Del.icio.us has been one of my favorite "cool tools" for a long time. I save so many websites, blog posts, and information sources for use in...well, everywhere. My procedure for transporting my "Favorites", from my browser, was to upload/download the file to my flashdrive and carry it back and forth to work, when I travel, and to use on multiple computers at home. Not a bad method, but time consuming.
Thank goodness we are moving to the age of less hard drive capacity dependence, and towards storage on the web. Of course, I've been around long enough to NEVER depend on a hard drive, disk, network server, or web-based server to store my precious and/or important data. I always back everything up, regardless of the promises of data storage integrity.
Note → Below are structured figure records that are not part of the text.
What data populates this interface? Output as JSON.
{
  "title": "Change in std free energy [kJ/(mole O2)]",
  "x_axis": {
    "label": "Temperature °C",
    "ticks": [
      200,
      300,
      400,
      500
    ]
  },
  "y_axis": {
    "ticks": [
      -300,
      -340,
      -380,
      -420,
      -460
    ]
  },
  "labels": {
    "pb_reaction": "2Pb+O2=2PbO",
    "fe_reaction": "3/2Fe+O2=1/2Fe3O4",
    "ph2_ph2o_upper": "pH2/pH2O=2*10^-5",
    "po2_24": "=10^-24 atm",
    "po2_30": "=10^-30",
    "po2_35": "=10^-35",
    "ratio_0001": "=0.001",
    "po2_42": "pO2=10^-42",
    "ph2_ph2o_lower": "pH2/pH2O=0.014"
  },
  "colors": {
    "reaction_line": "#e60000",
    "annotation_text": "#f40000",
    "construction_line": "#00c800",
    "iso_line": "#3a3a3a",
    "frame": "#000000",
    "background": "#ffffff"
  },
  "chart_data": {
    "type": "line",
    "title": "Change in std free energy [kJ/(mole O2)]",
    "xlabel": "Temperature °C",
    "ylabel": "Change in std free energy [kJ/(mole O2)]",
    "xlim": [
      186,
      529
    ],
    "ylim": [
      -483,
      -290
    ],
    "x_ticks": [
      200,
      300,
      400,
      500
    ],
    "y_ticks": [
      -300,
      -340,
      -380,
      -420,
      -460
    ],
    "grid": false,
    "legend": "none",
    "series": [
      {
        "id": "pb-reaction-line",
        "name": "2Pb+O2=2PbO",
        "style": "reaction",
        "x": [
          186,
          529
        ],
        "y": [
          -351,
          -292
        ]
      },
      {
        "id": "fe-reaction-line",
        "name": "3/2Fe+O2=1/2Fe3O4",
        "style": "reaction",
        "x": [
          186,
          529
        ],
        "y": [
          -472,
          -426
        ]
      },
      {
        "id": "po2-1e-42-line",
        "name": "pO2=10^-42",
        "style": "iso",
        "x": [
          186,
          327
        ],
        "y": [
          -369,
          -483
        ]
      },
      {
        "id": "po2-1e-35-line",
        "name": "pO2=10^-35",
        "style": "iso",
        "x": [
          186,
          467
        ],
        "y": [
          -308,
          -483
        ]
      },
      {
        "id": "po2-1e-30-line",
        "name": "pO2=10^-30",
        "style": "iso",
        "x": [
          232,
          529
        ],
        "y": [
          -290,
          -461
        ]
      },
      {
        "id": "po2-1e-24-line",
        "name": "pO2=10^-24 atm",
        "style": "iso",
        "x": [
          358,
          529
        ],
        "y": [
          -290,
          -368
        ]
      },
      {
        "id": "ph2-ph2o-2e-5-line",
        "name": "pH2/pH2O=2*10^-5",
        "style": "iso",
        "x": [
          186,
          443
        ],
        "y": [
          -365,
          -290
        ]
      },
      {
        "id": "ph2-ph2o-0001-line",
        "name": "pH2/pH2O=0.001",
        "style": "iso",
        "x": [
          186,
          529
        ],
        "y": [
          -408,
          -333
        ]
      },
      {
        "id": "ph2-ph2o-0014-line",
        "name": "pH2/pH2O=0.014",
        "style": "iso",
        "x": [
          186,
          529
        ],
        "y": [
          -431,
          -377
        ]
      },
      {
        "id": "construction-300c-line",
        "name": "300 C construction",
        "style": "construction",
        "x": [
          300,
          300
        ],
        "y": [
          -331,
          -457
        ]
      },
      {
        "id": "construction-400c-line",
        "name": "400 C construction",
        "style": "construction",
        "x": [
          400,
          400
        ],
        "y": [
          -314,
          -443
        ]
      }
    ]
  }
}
Del.icio.us has been a godsend. Learning to tag and catergorize has been the key to management of my links. But, links do "die" and/or change, as well. I do want to have active, useful links. I have found a great post,
Absolutely del.icio.us Tools Collection, with lists of official and 3rd party del.icio.us tools for everything: archiving, backing up, cleaning and verifying links, and tools for using del.icio.us on blogs, websites, and other collaborative platforms.
As far as uses in the library...well, there are so many. The first, and most obvious, use is to build a resource of curriculum subject links for students to use in research. Time is probably the only issue -- time to search for useful links to populate a
useful database (to make it valuable enough to discourage "googling") and time to update/maintain. Another use -- teach kids to use it to store their resources for projects, papers, and research. What a great "file cabinet" for all their links -- and, it is something that is portable (school, home, public library, etc.) for them as well.